C'est un oiseau...
Publié le
29.6.18
Par
Nolt
Retour sur un graphic novel semi-autobiographique qui utilise le mythe de Superman pour parler de sujets graves et intimes. Le titre est évocateur : C'est un oiseau...
Steve est scénariste. Plus précisément, il écrit des comics. Un jour, on lui propose le Graal : travailler sur Superman. Un rêve pour beaucoup d'auteurs. Sauf que pour Steve, c'est le début du cauchemar.
Il n'accroche pas vraiment avec le personnage. Il le trouve ridicule, irréaliste, violent même. Alors qu'il cherche l'inspiration, sa vie privée semble s'écrouler autour de lui. Son père disparaît, sa petite amie le quitte, il en vient même à frapper un ami...
Et puis il y a cette chose dont on ne parle pas. Ce secret honteux qui frappe sa famille depuis des générations. Une maladie dont peu de gens connaissent l'existence. La chorée de Huntington. Elle est héréditaire. Il n'y a aucun traitement. Elle est mortelle dans 100% des cas et attaque le système nerveux jusqu'à transformer ceux qui en sont atteints en pantins désarticulés incapables de contrôler leurs gestes. Ils ne peuvent plus marcher, ne peuvent plus embrasser leurs proches, ne peuvent plus écrire.
Steve a peur. Il cherche à mettre des mots sur l'indicible. À comprendre ce satané Superman qui n'est puissant que sur le papier. De l'autre côté des planches, lorsque l'on meurt, c'est pour de bon.
Voilà probablement, dans notre longue liste des meilleurs comics (cf. ce dossier), l'un des plus touchants et profonds.
Le scénario est signé Steven T. Seagle, les dessins sont l'œuvre de Teddy Kristiansen. Graphiquement, c'est tout simplement exceptionnel. L'artiste alterne différents styles avec une virtuosité magistrale. C'est typé, inventif, parfois presque abstrait, mais toujours très expressif. Un parfait exemple de la complémentarité entre texte et dessin et de ce que l'art séquentiel peut apporter pour sublimer un récit.
L'histoire, quant à elle, n'a que très peu à voir avec Superman évidemment. Il y a bien une petite réflexion sur le personnage et son symbolisme, mais l'essentiel est bien ailleurs.
Seagle possède ce don rare et précieux qu'ont les grands écrivains : il parvient à vous intriguer et à vous embarquer dans son univers dès les premiers mots. En abordant ses personnages d'une manière détournée, apparemment anecdotique, il les rend plus crédibles, plus consistants, plus proches du lecteur.
L'auteur se livre surtout à une réflexion introspective sur le poids du non-dit, l'isolement, la difficulté à communiquer ou même à supporter les autres. Et bien sûr tout cela est fait avec une rare finesse et sans jamais devenir ennuyeux ou pompeux. Certaines répliques font même preuve d'un humour assez inattendu et d'autant plus percutant.
Enfin, Seagle va également parler de son métier en évoquant quelques-uns de ses aspects, comme ce fameux besoin de "ne rien faire" qui consiste précisément à se donner les moyens de "recharger" l'esprit en situations, personnages ou anecdotes, et qui fait aussi partie du processus créatif.

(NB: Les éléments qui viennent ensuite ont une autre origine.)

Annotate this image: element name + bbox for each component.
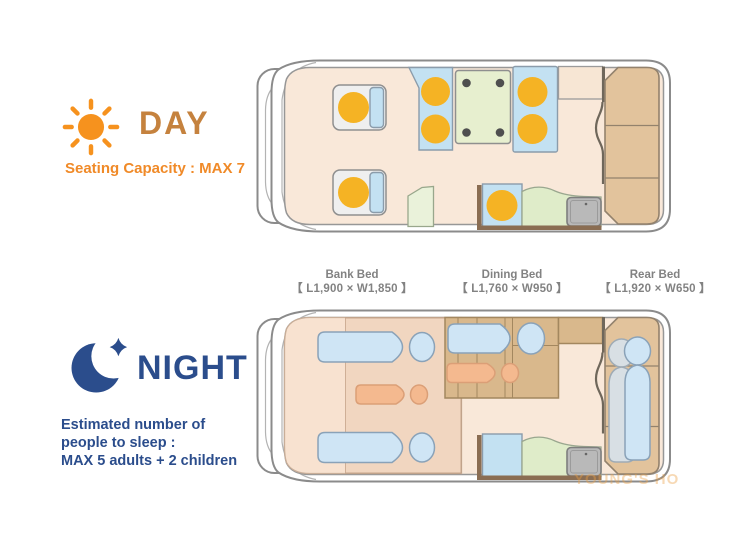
adult-sleeper [318,433,435,463]
bed-dimensions: 【 L1,900 × W1,850 】 [272,282,432,296]
kitchen-seat [483,184,523,227]
kitchen-sink [567,198,601,227]
bank-bed-label: Bank Bed 【 L1,900 × W1,850 】 [272,269,432,296]
passenger-seat [333,170,386,215]
bed-name: Bank Bed [272,269,432,282]
night-description-line: Estimated number of [61,416,237,434]
cabinet-edge [477,435,482,479]
overhead-cabinet [559,318,603,344]
rear-bed-cabinet [605,68,659,225]
child-sleeper [447,364,519,383]
night-description-line: people to sleep : [61,434,237,452]
child-sleeper [356,385,428,404]
bed-name: Dining Bed [432,269,592,282]
adult-sleeper [318,332,435,362]
day-title: DAY [139,105,210,142]
bed-dimensions: 【 L1,920 × W650 】 [575,282,735,296]
day-seating-capacity: Seating Capacity : MAX 7 [52,160,258,177]
adult-sleeper [625,337,651,460]
night-description: Estimated number of people to sleep : MA… [61,416,237,470]
dining-bed-label: Dining Bed 【 L1,760 × W950 】 [432,269,592,296]
cabinet-front-edge [477,226,602,231]
night-description-line: MAX 5 adults + 2 children [61,452,237,470]
moon-icon [70,336,132,394]
overhead-cabinet [559,67,603,100]
night-floorplan [258,311,671,482]
cabinet-edge [477,185,482,229]
kitchen-seat [483,434,523,477]
bed-dimensions: 【 L1,760 × W950 】 [432,282,592,296]
sun-icon [62,98,120,156]
rear-bed-label: Rear Bed 【 L1,920 × W650 】 [575,269,735,296]
camper-floorplan-page: DAY Seating Capacity : MAX 7 NIGHT Estim… [0,0,750,542]
night-title: NIGHT [137,349,248,388]
adult-sleeper [448,323,545,354]
driver-seat [333,85,386,130]
watermark: YOUNG'S HO [574,471,679,488]
day-floorplan [258,61,671,232]
dinette-right-bench [513,67,558,153]
bed-name: Rear Bed [575,269,735,282]
dinette-table [456,71,511,144]
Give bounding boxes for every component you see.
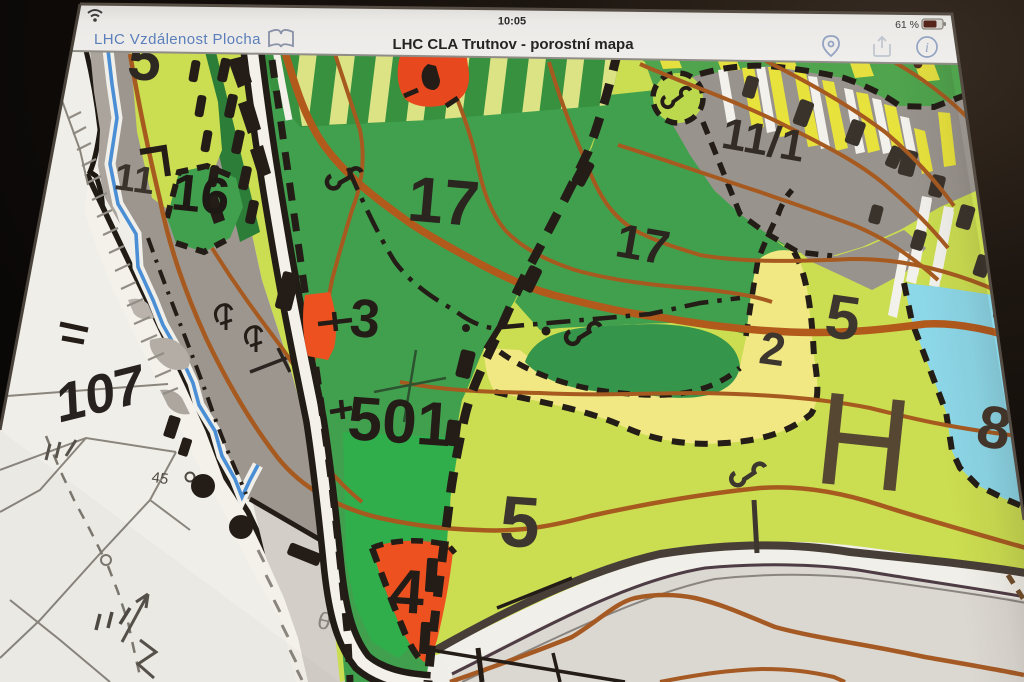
svg-text:501: 501 <box>345 384 453 460</box>
svg-text:16: 16 <box>169 163 233 227</box>
svg-text:LHC CLA Trutnov - porostní map: LHC CLA Trutnov - porostní mapa <box>392 36 634 53</box>
svg-text:10:05: 10:05 <box>498 16 526 28</box>
svg-text:11: 11 <box>112 156 158 203</box>
svg-text:45: 45 <box>151 469 170 488</box>
svg-text:17: 17 <box>612 214 674 275</box>
svg-text:61 %: 61 % <box>895 19 919 31</box>
svg-text:4: 4 <box>387 557 427 628</box>
svg-text:H: H <box>808 364 918 520</box>
svg-text:3: 3 <box>348 288 382 350</box>
svg-text:LHC Vzdálenost Plocha: LHC Vzdálenost Plocha <box>94 31 261 48</box>
svg-text:i: i <box>925 41 929 56</box>
svg-text:17: 17 <box>405 162 482 240</box>
svg-text:5: 5 <box>497 481 543 564</box>
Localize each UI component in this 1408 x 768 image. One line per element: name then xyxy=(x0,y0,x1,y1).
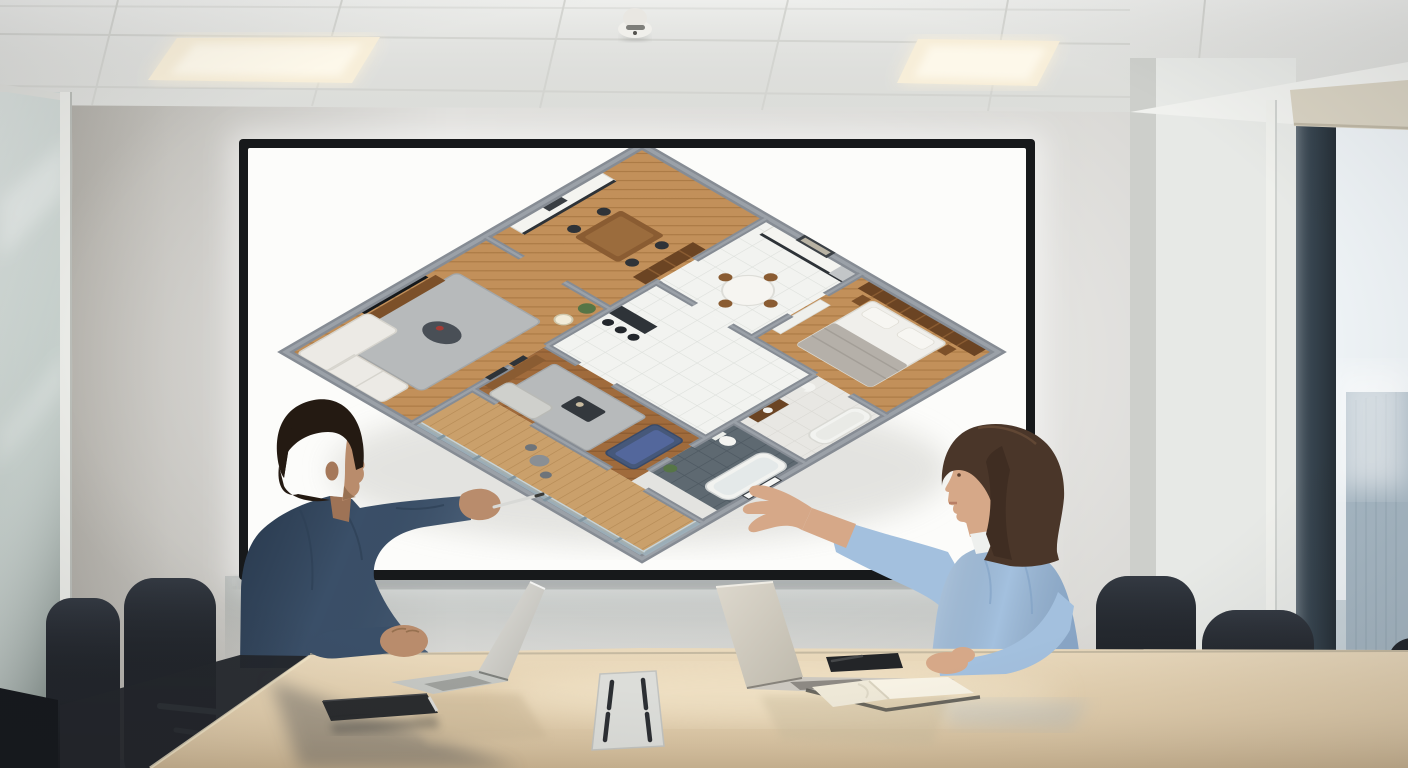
vignette xyxy=(0,0,1408,768)
scene-svg xyxy=(0,0,1408,768)
conference-room-scene xyxy=(0,0,1408,768)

Un élément paradoxal que les écrivains comprennent bien, leurs proches un peu moins.
Bref, l'ouvrage est surprenant, maîtrisé et d'une justesse imparable. Un incontournable de plus dans la gamme Vertigo qui en compte déjà tant.
Intelligente, émouvante et même drôle parfois, voilà une œuvre qui prouve, s'il en était encore besoin, qu'un livre ne perd rien de sa force s'il est en partie constitué de dessins. Il s'agit même là d'une de ces BD fascinantes qui vous marquent et contribuent à vous construire en tant qu'individu. Parce que l'art, au fond, ça sert aussi à ça. Faire passer les saloperies de la vraie vie en saloperies de papier que l'on peut maîtriser.
Presque une analyse en somme, sauf que l'auteur, si tout va bien, ne paie pas pour livrer ses angoisses et peut même parvenir à en vivre.
L'ouvrage a été édité par Panini en 2010 (avec un texte valable pour une fois) puis réédité par Urban Comics en 2016.
Rigoureusement indispensable, forcément.
À offrir à ceux qui rigolent quand vous leur dites que vous lisez des comics.